At the same time, various authors have related as possible causes of the origin of EDs to stressful events at some early stage of life, such as physical, psychological or sexual abuse, excessive control… along with personality traits such as low self-esteem, impulsiveness or emotional instability. , along with society’s own beauty canons.
In conclusion…
It is important to highlight that the high comorbidity of BPD with other disorders makes early detection of disorders more difficult which makes treatment difficult and obscures the therapeutic prognosis, in addition to being a criterion of diagnostic severity.

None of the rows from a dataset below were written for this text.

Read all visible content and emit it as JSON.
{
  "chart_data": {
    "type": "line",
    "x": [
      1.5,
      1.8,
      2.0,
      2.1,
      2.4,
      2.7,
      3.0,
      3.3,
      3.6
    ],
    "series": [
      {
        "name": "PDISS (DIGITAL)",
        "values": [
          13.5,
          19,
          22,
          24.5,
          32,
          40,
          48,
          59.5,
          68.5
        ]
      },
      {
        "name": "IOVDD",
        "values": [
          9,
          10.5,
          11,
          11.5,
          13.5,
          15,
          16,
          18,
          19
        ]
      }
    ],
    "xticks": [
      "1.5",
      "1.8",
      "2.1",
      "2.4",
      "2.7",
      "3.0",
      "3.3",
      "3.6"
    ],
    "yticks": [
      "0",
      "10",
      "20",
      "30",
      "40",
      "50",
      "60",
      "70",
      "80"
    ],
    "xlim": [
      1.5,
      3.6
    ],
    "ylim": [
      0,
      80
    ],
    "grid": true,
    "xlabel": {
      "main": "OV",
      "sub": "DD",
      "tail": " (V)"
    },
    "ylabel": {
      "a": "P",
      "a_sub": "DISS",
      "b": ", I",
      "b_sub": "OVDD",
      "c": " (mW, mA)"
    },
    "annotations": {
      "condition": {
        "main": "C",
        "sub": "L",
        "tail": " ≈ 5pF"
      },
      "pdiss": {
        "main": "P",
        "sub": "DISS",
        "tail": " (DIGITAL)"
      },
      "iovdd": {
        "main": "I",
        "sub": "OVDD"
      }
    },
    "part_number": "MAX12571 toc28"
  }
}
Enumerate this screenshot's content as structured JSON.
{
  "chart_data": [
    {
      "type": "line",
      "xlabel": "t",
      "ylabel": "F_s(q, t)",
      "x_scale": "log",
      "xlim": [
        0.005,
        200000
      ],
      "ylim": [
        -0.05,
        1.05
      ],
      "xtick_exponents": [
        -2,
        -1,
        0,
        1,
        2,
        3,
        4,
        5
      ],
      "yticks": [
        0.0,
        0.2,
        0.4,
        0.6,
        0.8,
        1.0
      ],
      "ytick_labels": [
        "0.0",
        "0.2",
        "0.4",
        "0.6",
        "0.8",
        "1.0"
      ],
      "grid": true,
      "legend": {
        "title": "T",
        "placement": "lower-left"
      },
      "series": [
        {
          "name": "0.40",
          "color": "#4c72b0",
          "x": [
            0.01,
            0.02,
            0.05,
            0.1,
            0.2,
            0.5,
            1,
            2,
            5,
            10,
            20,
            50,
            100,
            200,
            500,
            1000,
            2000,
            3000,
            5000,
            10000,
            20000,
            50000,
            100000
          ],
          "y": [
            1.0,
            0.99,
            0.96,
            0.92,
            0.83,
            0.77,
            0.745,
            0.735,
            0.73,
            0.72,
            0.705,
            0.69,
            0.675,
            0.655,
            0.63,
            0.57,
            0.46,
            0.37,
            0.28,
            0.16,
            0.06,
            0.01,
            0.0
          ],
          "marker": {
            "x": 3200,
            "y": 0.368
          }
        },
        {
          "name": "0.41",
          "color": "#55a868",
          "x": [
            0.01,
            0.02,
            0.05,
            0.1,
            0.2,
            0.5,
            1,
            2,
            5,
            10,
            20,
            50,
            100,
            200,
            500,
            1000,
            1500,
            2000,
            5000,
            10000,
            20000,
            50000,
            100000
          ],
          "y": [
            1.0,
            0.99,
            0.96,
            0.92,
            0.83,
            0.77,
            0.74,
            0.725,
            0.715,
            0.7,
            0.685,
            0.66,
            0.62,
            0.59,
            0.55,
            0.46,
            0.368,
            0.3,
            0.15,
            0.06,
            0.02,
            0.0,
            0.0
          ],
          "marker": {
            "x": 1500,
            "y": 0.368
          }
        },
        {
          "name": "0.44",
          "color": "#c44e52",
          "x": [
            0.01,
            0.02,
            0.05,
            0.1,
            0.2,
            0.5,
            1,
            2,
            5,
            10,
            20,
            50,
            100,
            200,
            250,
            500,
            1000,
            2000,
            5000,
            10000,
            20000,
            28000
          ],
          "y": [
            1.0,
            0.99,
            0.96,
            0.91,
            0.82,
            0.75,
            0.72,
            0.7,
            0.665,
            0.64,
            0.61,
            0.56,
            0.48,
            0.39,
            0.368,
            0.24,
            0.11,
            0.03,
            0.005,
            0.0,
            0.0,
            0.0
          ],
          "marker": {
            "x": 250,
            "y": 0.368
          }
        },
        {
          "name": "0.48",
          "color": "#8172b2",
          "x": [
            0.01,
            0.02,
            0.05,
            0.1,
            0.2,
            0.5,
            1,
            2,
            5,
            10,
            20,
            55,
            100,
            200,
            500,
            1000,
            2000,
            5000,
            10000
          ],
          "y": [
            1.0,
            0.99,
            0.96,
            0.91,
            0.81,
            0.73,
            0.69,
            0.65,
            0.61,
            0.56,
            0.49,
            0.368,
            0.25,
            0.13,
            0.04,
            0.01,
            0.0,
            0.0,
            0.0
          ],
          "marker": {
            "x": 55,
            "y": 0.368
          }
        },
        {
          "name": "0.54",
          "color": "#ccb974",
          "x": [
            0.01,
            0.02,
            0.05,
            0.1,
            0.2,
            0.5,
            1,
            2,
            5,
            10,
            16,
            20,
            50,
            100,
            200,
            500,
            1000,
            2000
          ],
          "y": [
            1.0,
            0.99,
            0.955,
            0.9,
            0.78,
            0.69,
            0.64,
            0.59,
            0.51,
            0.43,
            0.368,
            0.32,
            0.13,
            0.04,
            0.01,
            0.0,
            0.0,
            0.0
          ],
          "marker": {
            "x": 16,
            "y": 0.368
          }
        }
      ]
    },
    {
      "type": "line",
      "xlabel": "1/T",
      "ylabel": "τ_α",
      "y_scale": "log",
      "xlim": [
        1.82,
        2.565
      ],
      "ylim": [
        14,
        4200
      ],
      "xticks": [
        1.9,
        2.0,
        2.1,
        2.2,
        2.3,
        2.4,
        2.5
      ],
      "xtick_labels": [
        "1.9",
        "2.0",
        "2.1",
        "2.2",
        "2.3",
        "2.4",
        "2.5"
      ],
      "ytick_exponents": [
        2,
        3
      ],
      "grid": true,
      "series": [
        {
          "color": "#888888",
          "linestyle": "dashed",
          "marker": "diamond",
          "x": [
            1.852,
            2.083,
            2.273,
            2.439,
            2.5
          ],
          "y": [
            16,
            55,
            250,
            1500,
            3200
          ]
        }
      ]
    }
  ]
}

Finally, we conclude with the need for more research on BPD and personality disorders in general, since there is a lot of disparity in opinions and little data that is truly empirically contrasted and with consensus in the mental health community.
Bibliographic references:
- Grant, B., Chou, S., Goldstein, R., Huang, B., Stinson, F., Saha, T., et al. (2008) Prevalence, correlates, disability, and comorbidity of DSM-IV borderline personality disorder: results from the Wave 2 National Epidemiologic Survey on Alcohol and Related Conditions. J Clin Psychiatry.69(4):533-45.
- Lenzenweger, M., Lane, M., Loranger, A. & Kessler, R. (2007). DSM-IV personality disorders in the National Comorbidity Survey Replication (NCS-R). Biol Psychiatry. 62:553–64.
- Skodol, A., Gunderson, J., Pfohl, B., Widiger, T., Livesley, W., et al. (2002) The borderline diagnosis I: Psychopathology, comorbidity, and personality structure. Biol Psychiat 51:936–950.
- Szerman, B. & Peris, D (2008). Cannabis and personality disorders. In: Psychiatric aspects of cannabis use: clinical cases. Spanish Cannabinoid Research Society. Madrid: CEMA. 89-103.
- Zanarini, M., Frankenburg, F., Hennen, J., Reich, D & Silk, K. (2004). Axis I Comorbidity in Patients With Borderline Personality Disorder: 6-Year Follow-Up and Prediction of Time to Remission. Am J Psychiatry. 161:2108–2114.